AA


Aunque le habían asignado una celda propia, Gumaro prefería tumbarse en el patio y alardear sobre las razones por las que estaba preso. Esa fama lo había ayudado a sortear la crueldad de la prisión. Era como una especie de escudo para que los mal nacidos no se le acercaran. Y vaya que lo necesitaba: en esos días, corría el rumor de que los reos querían darle un escarmiento a patadas y puñetazos. Incluso pensaban desgarrarle el ano con un cuchillo para que el infeliz pagara en vida su crimen. Para fortuna de Gumaro, le temían como a la peste. Lo respetaban. Lo dejaban vivir sus chifladuras en un rincón donde lamía el plato con pollo desmenuzado en escabeche. Estaba orgulloso de inspirar miedo. Solía presentarse así: Soy Gumaro, el Caníbal. Modulaba la voz para que aquellas palabras se escucharan fantasmagóricas. Pasado el tiempo supe que dentro de sus huesos se cagaba de miedo, pero como yo aún no lo sabía, recuerdo haber sufrido un sobresalto en cuanto el custodio cerró tras de mí la puerta de los locutorios y trabó la cerradura.
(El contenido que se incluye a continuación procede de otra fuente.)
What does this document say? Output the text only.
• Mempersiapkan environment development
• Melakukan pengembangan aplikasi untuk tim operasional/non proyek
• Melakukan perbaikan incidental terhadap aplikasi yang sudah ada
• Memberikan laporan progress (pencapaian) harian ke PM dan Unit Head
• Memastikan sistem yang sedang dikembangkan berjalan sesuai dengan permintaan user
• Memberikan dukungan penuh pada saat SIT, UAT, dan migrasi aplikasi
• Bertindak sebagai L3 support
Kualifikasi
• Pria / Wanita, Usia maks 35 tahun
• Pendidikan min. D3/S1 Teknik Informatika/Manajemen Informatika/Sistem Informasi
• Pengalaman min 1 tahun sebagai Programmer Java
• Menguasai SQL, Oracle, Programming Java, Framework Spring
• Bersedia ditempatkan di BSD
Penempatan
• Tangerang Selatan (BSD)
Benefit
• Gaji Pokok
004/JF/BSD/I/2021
En ese cuadrilátero de luz sentí como si un ventarrón me apaleara la espalda, como si el cuerpo hubiese dejado de pertenecerme. Luego entró Gumaro, con su andar de oso, descalzo, con unos pantalones de pescador, descamisado y sin esposas. Parecía liviano como la niebla. Hasta imaginé que él era el frío que me recorría dentro de aquel calor. Primero me observó como se mira a través del cristal. Luego me arrojó una mirada tan violenta que si sus ojos hubiesen sido dagas, ahí mismo me habrían rajado. Se detuvo a mitad de la celda. Cruzó los brazos, hinchó los bíceps, castañeteó los dientes y preguntó:

¿Eres licenciado o de derechos humanos?

Ninguno de los dos, soy reportero; pensé que te lo habían dicho los custodios.

Mmm, da igual quién chingados eres; yo soy Gumaro de Dios Arias, pero acá adentro soy el Caníbal, dijo con altanería, como quien está acostumbrado a tener el control.